방법 (600) 은 608 에서, 제 1 에너지 메트릭 및 제 2 에너지 메트릭에 기초하여, 오디오 프레임을 대역 제한된 컨텐츠와 연관되는 것으로서 분류할 것인지 여부를 결정하는 것을 더 포함한다. 대역 제한된 컨텐츠는 오디오 프레임의 협대역 컨텐츠 (예컨대, 저대역 컨텐츠) 에 대응할 수도 있다. 오디오 프레임의 고대역 내에 포함된 컨텐츠는 스펙트럼 에너지 누설과 연설될 수도 있다. 제 1 서브-범위는 다수의 제 1 대역들을 포함할 수도 있다. 다수의 제 1 대역들의 각각의 대역은 동일한 대역폭을 가질 수도 있고, 제 1 에너지 메트릭을 결정하는 것은 다수의 제 1 대역들의 2 개 이상의 대역들의 평균 에너지 값을 계산하는 것을 포함할 수도 있다. 제 2 서브-범위는 다수의 제 2 대역들을 포함할 수도 있다. 다수의 제 2 대역들의 각각의 대역은 동일한 대역폭을 가질 수도 있고, 제 2 에너지 메트릭을 결정하는 것은 다수의 제 2 대역들의 피크 에너지 값을 결정하는 것을 포함할 수도 있다.The method 600 further includes, at 608 , determining whether to classify the audio frame as being associated with band limited content based on the first energy metric and the second energy metric. Band-limited content may correspond to narrow-band content (eg, low-band content) of an audio frame. Content contained within the high band of an audio frame may be addressed with spectral energy leakage. The first sub-range may include a plurality of first bands. Each band of the first plurality of bands may have the same bandwidth, and determining the first energy metric may include calculating an average energy value of two or more bands of the first plurality of bands. The second sub-range may include a plurality of second bands. Each band of the second plurality of bands may have the same bandwidth, and determining the second energy metric may include determining a peak energy value of the second plurality of bands.

일부 구현예들에서, 제 1 서브-범위 및 제 2 서브-범위는 상호 배타적일 수도 있다. 예를 들어, 제 1 서브-범위 및 제 2 서브-범위는 주파수 범위의 전이 대역에 의해 분리될 수도 있다. 전이 대역은 고대역과 연관될 수도 있다.In some implementations, the first sub-range and the second sub-range may be mutually exclusive. For example, the first sub-range and the second sub-range may be separated by a transition band of the frequency range. A transition band may be associated with a high band.

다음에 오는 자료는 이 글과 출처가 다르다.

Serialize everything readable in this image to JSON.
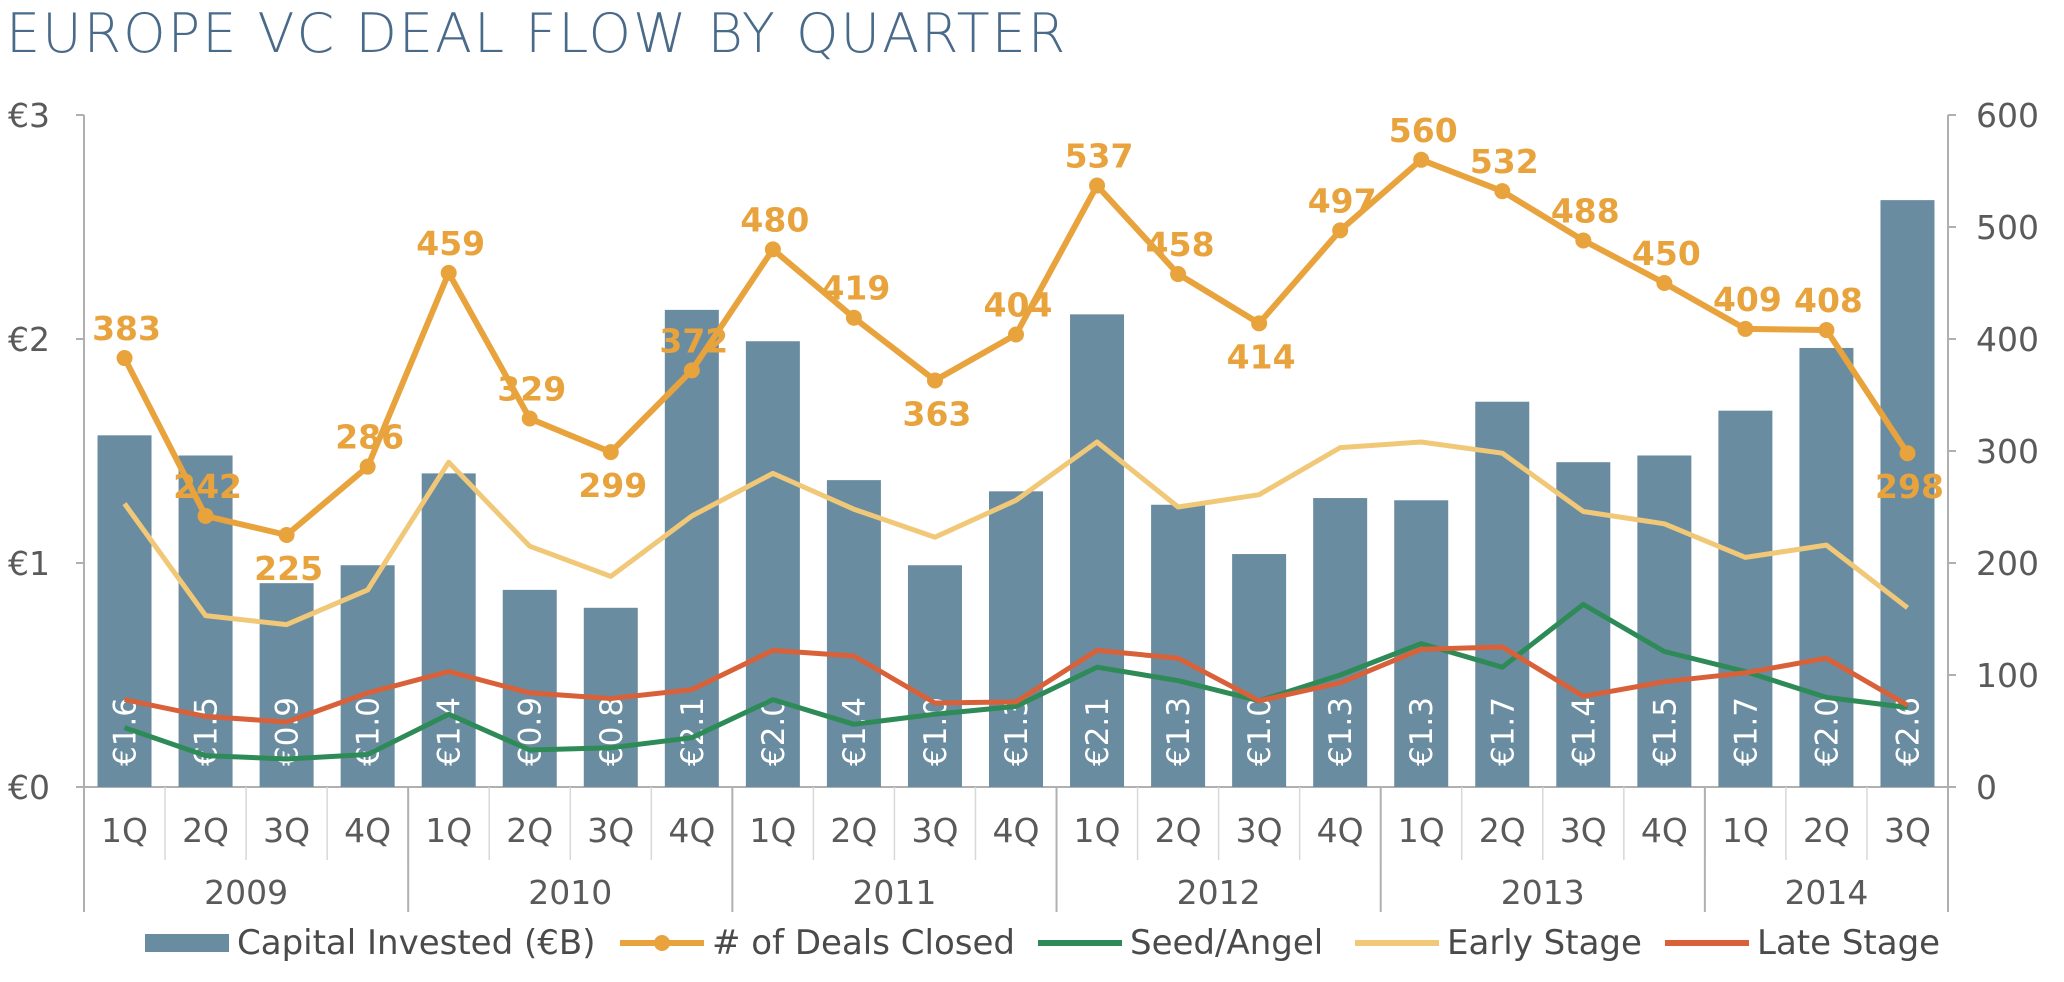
{
  "title": "EUROPE VC DEAL FLOW BY QUARTER",
  "colors": {
    "bar": "#6a8ca0",
    "deals": "#e8a33d",
    "seed": "#2e8b57",
    "early": "#f0c878",
    "late": "#d9613a",
    "axis": "#b0b0b0",
    "text": "#5a5a5a"
  },
  "chart_data": {
    "type": "bar",
    "title": "EUROPE VC DEAL FLOW BY QUARTER",
    "quarters": [
      "1Q",
      "2Q",
      "3Q",
      "4Q",
      "1Q",
      "2Q",
      "3Q",
      "4Q",
      "1Q",
      "2Q",
      "3Q",
      "4Q",
      "1Q",
      "2Q",
      "3Q",
      "4Q",
      "1Q",
      "2Q",
      "3Q",
      "4Q",
      "1Q",
      "2Q",
      "3Q"
    ],
    "years": [
      {
        "label": "2009",
        "count": 4
      },
      {
        "label": "2010",
        "count": 4
      },
      {
        "label": "2011",
        "count": 4
      },
      {
        "label": "2012",
        "count": 4
      },
      {
        "label": "2013",
        "count": 4
      },
      {
        "label": "2014",
        "count": 3
      }
    ],
    "y_left": {
      "ticks": [
        "€0",
        "€1",
        "€2",
        "€3"
      ],
      "range": [
        0,
        3
      ]
    },
    "y_right": {
      "ticks": [
        "0",
        "100",
        "200",
        "300",
        "400",
        "500",
        "600"
      ],
      "range": [
        0,
        600
      ]
    },
    "series": [
      {
        "name": "Capital Invested (€B)",
        "kind": "bar",
        "axis": "left",
        "values": [
          1.57,
          1.48,
          0.91,
          0.99,
          1.4,
          0.88,
          0.8,
          2.13,
          1.99,
          1.37,
          0.99,
          1.32,
          2.11,
          1.26,
          1.04,
          1.29,
          1.28,
          1.72,
          1.45,
          1.48,
          1.68,
          1.96,
          2.62
        ],
        "labels": [
          "€1.6",
          "€1.5",
          "€0.9",
          "€1.0",
          "€1.4",
          "€0.9",
          "€0.8",
          "€2.1",
          "€2.0",
          "€1.4",
          "€1.0",
          "€1.3",
          "€2.1",
          "€1.3",
          "€1.0",
          "€1.3",
          "€1.3",
          "€1.7",
          "€1.4",
          "€1.5",
          "€1.7",
          "€2.0",
          "€2.6"
        ]
      },
      {
        "name": "# of Deals Closed",
        "kind": "line-markers",
        "axis": "right",
        "values": [
          383,
          242,
          225,
          286,
          459,
          329,
          299,
          372,
          480,
          419,
          363,
          404,
          537,
          458,
          414,
          497,
          560,
          532,
          488,
          450,
          409,
          408,
          298
        ],
        "labels": [
          "383",
          "242",
          "225",
          "286",
          "459",
          "329",
          "299",
          "372",
          "480",
          "419",
          "363",
          "404",
          "537",
          "458",
          "414",
          "497",
          "560",
          "532",
          "488",
          "450",
          "409",
          "408",
          "298"
        ]
      },
      {
        "name": "Seed/Angel",
        "kind": "line",
        "axis": "right",
        "values": [
          53,
          28,
          25,
          29,
          65,
          33,
          35,
          44,
          78,
          56,
          65,
          72,
          107,
          95,
          77,
          100,
          128,
          107,
          163,
          121,
          103,
          80,
          71
        ]
      },
      {
        "name": "Early Stage",
        "kind": "line",
        "axis": "right",
        "values": [
          253,
          153,
          145,
          176,
          290,
          215,
          188,
          242,
          280,
          248,
          223,
          256,
          308,
          250,
          261,
          303,
          308,
          298,
          246,
          235,
          205,
          216,
          160
        ]
      },
      {
        "name": "Late Stage",
        "kind": "line",
        "axis": "right",
        "values": [
          78,
          63,
          58,
          84,
          103,
          84,
          79,
          87,
          122,
          117,
          75,
          76,
          122,
          115,
          77,
          93,
          123,
          125,
          81,
          94,
          102,
          115,
          73
        ]
      }
    ]
  }
}
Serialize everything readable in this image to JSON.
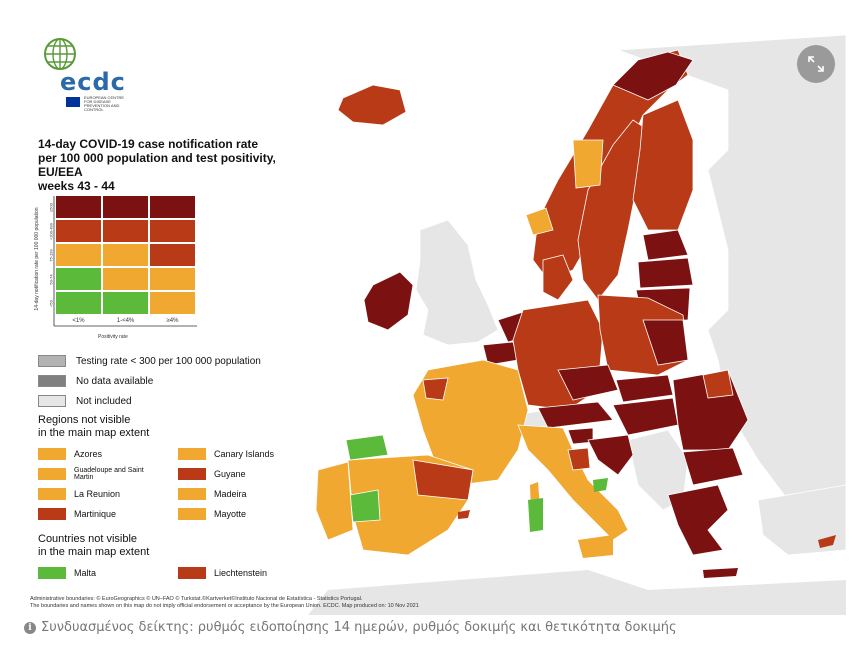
{
  "logo": {
    "text": "ecdc",
    "subtitle": "EUROPEAN CENTRE FOR DISEASE PREVENTION AND CONTROL"
  },
  "title": {
    "line1": "14-day COVID-19 case notification rate",
    "line2": "per 100 000 population and test positivity, EU/EEA",
    "line3": "weeks 43 - 44"
  },
  "matrix": {
    "y_axis_label": "14-day notification rate per 100 000 population",
    "y_ticks": [
      "≥500",
      "<200-499",
      "75-199",
      "50-74",
      "<50"
    ],
    "x_ticks": [
      "<1%",
      "1-<4%",
      "≥4%"
    ],
    "x_axis_label": "Positivity rate",
    "rows": [
      [
        "#7b1111",
        "#7b1111",
        "#7b1111"
      ],
      [
        "#b83a16",
        "#b83a16",
        "#b83a16"
      ],
      [
        "#f0a830",
        "#f0a830",
        "#b83a16"
      ],
      [
        "#5cba3a",
        "#f0a830",
        "#f0a830"
      ],
      [
        "#5cba3a",
        "#5cba3a",
        "#f0a830"
      ]
    ]
  },
  "legend": [
    {
      "label": "Testing rate < 300 per 100 000 population",
      "color": "#b3b3b3"
    },
    {
      "label": "No data available",
      "color": "#808080"
    },
    {
      "label": "Not included",
      "color": "#e6e6e6"
    }
  ],
  "regions": {
    "title_line1": "Regions not visible",
    "title_line2": "in the main map extent",
    "items": [
      {
        "label": "Azores",
        "color": "#f0a830"
      },
      {
        "label": "Canary Islands",
        "color": "#f0a830"
      },
      {
        "label": "Guadeloupe and Saint Martin",
        "color": "#f0a830"
      },
      {
        "label": "Guyane",
        "color": "#b83a16"
      },
      {
        "label": "La Reunion",
        "color": "#f0a830"
      },
      {
        "label": "Madeira",
        "color": "#f0a830"
      },
      {
        "label": "Martinique",
        "color": "#b83a16"
      },
      {
        "label": "Mayotte",
        "color": "#f0a830"
      }
    ]
  },
  "countries": {
    "title_line1": "Countries not visible",
    "title_line2": "in the main map extent",
    "items": [
      {
        "label": "Malta",
        "color": "#5cba3a"
      },
      {
        "label": "Liechtenstein",
        "color": "#b83a16"
      }
    ]
  },
  "footer": {
    "line1": "Administrative boundaries: © EuroGeographics © UN–FAO © Turkstat.©Kartverket©Instituto Nacional de Estatística - Statistics Portugal.",
    "line2": "The boundaries and names shown on this map do not imply official endorsement or acceptance by the European Union. ECDC. Map produced on: 10 Nov 2021"
  },
  "caption": "Συνδυασμένος δείκτης: ρυθμός ειδοποίησης 14 ημερών, ρυθμός δοκιμής και θετικότητα δοκιμής",
  "colors": {
    "dark_red": "#7b1111",
    "red": "#b83a16",
    "orange": "#f0a830",
    "green": "#5cba3a",
    "not_included": "#e6e6e6",
    "sea": "#ffffff"
  }
}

방법 (600) 은 이에 따라, 디코더가 오디오 프레임이 대역 제한된 컨텐츠 (예컨대, 협대역 컨텐츠) 를 포함하는지 여부를 분류하는 것을 가능하게 할 수도 있다. 대역 제한된 컨텐츠를 가지는 것으로서의 오디오 프레임의 분류는 디코더가 디코더의 출력 모드 (예컨대, 합성 모드) 를 협대역 모드로 설정하는 것을 가능하게 할 수도 있다. 출력 모드가 협대역 모드로서 설정될 때, 디코더는 수신된 오디오 프레임들의 대역 제한된 컨텐츠 (예컨대, 협대역 컨텐츠) 를 출력할 수도 있고, 수신된 오디오 프레임들과 연관된 고대역 컨텐츠를 출력하는 것을 금지할 수도 있다.Method 600 may enable a decoder to classify whether an audio frame includes band limited content (eg, narrowband content) accordingly. Classification of an audio frame as having band limited content may enable a decoder to set an output mode (eg, synthesis mode) of the decoder to a narrowband mode. When the output mode is set as the narrowband mode, the decoder may output band-limited content (eg, narrowband content) of received audio frames, and prohibit outputting high-band content associated with the received audio frames. may be

도 7 을 참조하면, 디코더를 동작시키는 방법의 특정한 예시적인 예의 플로우차트가 개시되고 700 으로 전반적으로 지시된다. 디코더는 도 1 의 디코더 (122) 에 대응할 수도 있다. 예를 들어, 방법 (700) 은 도 1 의 제 2 디바이스 (120) (예컨대, 디코더 (122), 제 1 디코드 스테이지 (123), 검출기 (124), 제 2 디코드 스테이지 (132)) 또는 그 조합에 의해 수행될 수도 있다.7 , a flowchart of a specific illustrative example of a method of operating a decoder is disclosed and generally indicated at 700 . The decoder may correspond to decoder 122 of FIG. 1 . For example, method 700 may include second device 120 (eg, decoder 122 , first decode stage 123 , detector 124 , second decode stage 132 ) of FIG. 1 or a combination thereof. may be performed by

방법 (700) 은 702 에서, 디코더에서 오디오 스트림의 다수의 오디오 프레임들을 수신하는 것을 포함한다. 다수의 오디오 프레임들은 도 1 의 오디오 프레임 (112) 을 포함할 수도 있다. 일부 구현예들에서, 방법 (700) 은 디코더에서, 다수의 오디오 프레임들의 각각의 오디오 프레임에 대하여, 프레임이 대역 제한된 컨텐츠와 연관되는지 여부를 결정하는 것을 포함할 수도 있다.The method 700 includes receiving multiple audio frames of an audio stream at a decoder, at 702 . The number of audio frames may include the audio frame 112 of FIG. 1 . In some implementations, method 700 may include, at the decoder, determining, for each audio frame of the plurality of audio frames, whether the frame is associated with band limited content.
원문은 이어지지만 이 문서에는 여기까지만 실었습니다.